様々な色や形や匂いのする言葉の洪水をいっぱい浴びせられて、いささか疲労困憊して家へ
帰って参りました。でも、とても有意義なひとときを過ごす事ができました。

今年の大会の審査に参加していたのは、嵐山光三郎さん、しりあがり寿さん、森絵都さん、
ダンカンさん、泉麻人さん、第4回全国大会のチャンピオン林木林(はやし・きりん)さん、
全国高校生大会のチャンピオン小島麻奈未さん、の7名でした。

ちよっと驚いたのは、今年のチャンピオンも決まり審査員の方全員が一言ずつコメントを
求められた時、トップバッターの嵐山氏は北海道の大学生(チャンピオン)があまりお気に
召さなかったらしく準優勝した長野大会チャンピオンの男性の事ばかりに言及し、(言葉を
緻密に並べていたと大絶賛)今年のチャンピオンの事もその他14名の挑戦者たちの事も
全く触れずに素通りしていたのに対し、一番最後に話した高校生チャンピオンの女の子の方が
審査員らしく総評を述べきちんとまとめていた事です。(呆)

恐るべし、嵐山光三郎・・・。

それにしても、生身の人間の声で言葉を振り絞る行為がこんなにエキサイティングな事だとは。
毎年足を運んでいながら、毎回その事に改めて気付かされるのです。
そしていつも決まって、こんな私でさえも自ら言葉を紡いで「詩」とやらを書いてみたく
なっちゃったりするのです。
今年はまだ、書いていませんが。



旅のアルバム作成。

2005-10-06 | 日々の心象風景。
旅の仲間たちから、できたてホヤホヤの思い出スナップが送られて参りました。

(写真は「宮沢賢治記念館」の入場券を写したモノです)



私は写真を撮るセンスがまるで皆無でして(汗)、どうもカメラを持参して出掛けると言う習慣
を持たずに今まで来てしまい、幸い先日の旅の間は友人たちが持参したカメラのおかげで彼らの
フレームに何度か収めて戴く機会に恵まれたのです(感謝)。

それともうひとつ、写真に撮られる事が苦手と感じる理由があります。
もう13年も前の話になりますが、当時原因不明の「帯状疱疹」を発症しまして、
右耳の中にびっしりと水泡ができてしまったのです。そのせいで右顔の顔面神経が全てやられて
右顔だけが顔面麻痺になってしまったんです。
今でも欠伸をしたり笑ったりすると右顔だけが歪んでしまいます。発症した頃よりは大分麻痺が
わかりにくくなりましたが、やはり顏の歪みは隠せません。
写真に撮るとそれが一層目立って写ってしまうのです。
それで、どうしてもカメラの前には積極的に立てないでいる訳です。

今回の旅は特別な想いを持って参加しましたので、「もう顏なんか歪んでてもいいや」と言う
やや開き直りに近い気持ちで友人たちのカメラの前に立たせて戴きました。
偶然に朝の散歩をご一緒した哲也さんとの唯一の2ショットも無事に手元へ届けられました。
哲也さんと私の間には微妙な距離があって、大好きなんですけどなかなか近付き難い・・・
と言う私の気持ちがその写真の距離に表れていて、何故か大いに笑ってしまったのでした。

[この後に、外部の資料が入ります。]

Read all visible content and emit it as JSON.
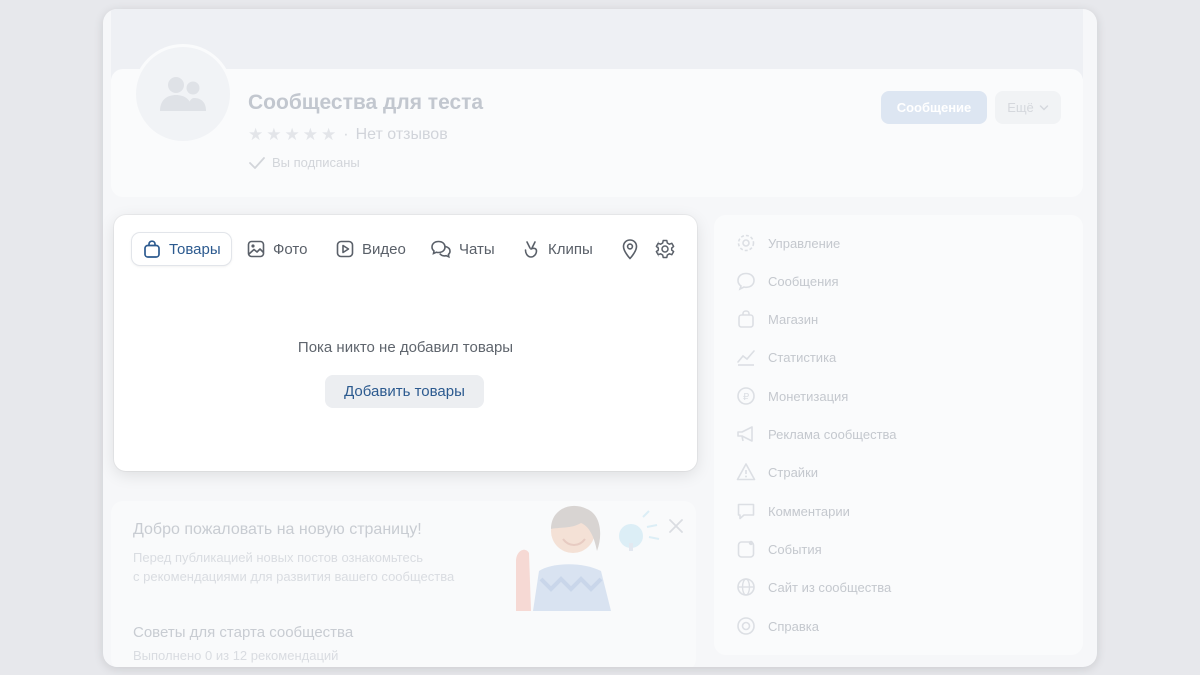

旅の間の小さな思い出をひとつひとつかき集めて、アルバムを作り始めました。
別の友人からも写真が送られて来る予定なので、楽しみに待っていようと想います。

相変わらず私の顔は歪んだままですが(溜め息)、仕方ありませんね、ありのままの自分の姿
から目を逸らさずにこれからも生きて行きます。
(何だかオーバーで参っちゃうなぁ・・・)



さよなら、タージマハール。

2005-10-03 | 日々の心象風景。
職場でまたひとり、退職者が出ました。

紛らわしくって申し訳ないですが、「タージマハール」と言うのはその方のあだ名であります。
T島さんと言う名前だったので、彼女の姓名がそっくりそのまま入っている「タージマハール」
がいつの間にかあだ名になっておりました。
あだ名を付けるのに抜群のセンスを持つ方が一人職場におりまして。
未だに「上手いネーミングだよなぁ」って、感心している私です。

そんなつまらない事より、タージマハール女史とはオープニングスタッフとして現在の職場で
ご一緒させて戴いてました(かれこれもう5年になります)。人生の上でも大先輩にあたり
いつも頼りにしていた方でした。1年に1回くらいのペースで必ず「仕事を辞めたい病」にかかる
人でしたが、今までは何とか思い留めてくれたようでしばらくすると元のさやに収まるのが
ほとんどだったのです。しかし、とうとう本当に退職してしまう日が来るとは。
「(仕事を)辞めたい、辞めたい」と言う人に限って、なかなか辞めないものだと勝手に思い
込んでいたので、彼女もきっとそうに違いないと踏んでいたのです。

日頃から彼女は「やりたい仕事(作業)」「やりたくない仕事(作業)」の分別がはっきりして
おり、職場のほとんどの人間がシフトやローテーションで決められた通りどんな作業もこなして
いたのに対して、彼女の「やりたくない仕事」に向ける態度はすごく消極的であり、時には欠勤
もやむ無しとしてしまうほどの我儘を見せつけるものでした。
周囲の人間と比べても、仕事に対する姿勢はかなり逸脱していたのです。
いろんな事を教えて戴いた先輩でしたので、このような後味の悪い形(彼女自身はどうだったか
わかりませんが)で職場を去って行ってしまうのはいかがなものかと言う残念な気持ちがとても
強くて、正直な所、がっかりしてしまったのです。
結局嫌な仕事はどうやってでも、何が何でも「したくない」ので、辞めた訳です。

9月20日に上司と話し合いをして、29日付けで退職が決定し、それを聞いた誰もが「きっともう
10月から新しい職場で働く事が決まっているに違いない」と考えていました。もちろん私も。
そこで本人に直接尋ねてみました。本人の返事はこうでした。

「新しい所なんか決まってないよ~。実は家族にもまだ辞める事は話してないのよ。心配する
から内緒にしてるの」

同居している家族にも内緒だなんて、そんなの大変じゃないですかと私が思わず返すと、

「体調不良でしばらくの間有給休暇をもらうって、嘘をつくことにするつもり」

と、溜め息交じりに答えていました。これから年末に向って益々仕事も忙しくなるのは
目に見えていますので、その中でベテランばりばりの彼女に抜けられてしまうと言うのは
残された私たちにとってはかなりの痛手になる訳で、それを思うと溜め息つきたいのは
こっちじゃ!と思わず突っ込みたくなる気持ちがある反面、家族に内緒にするのでは
家にいても息がつけないんじゃないかと彼女の事をついつい心配してしまう気持ちもある
のです。(複雑なの)

とにかく、タージマハール女史は職場を去って行きました。
さようなら、タージマハールさん・・・。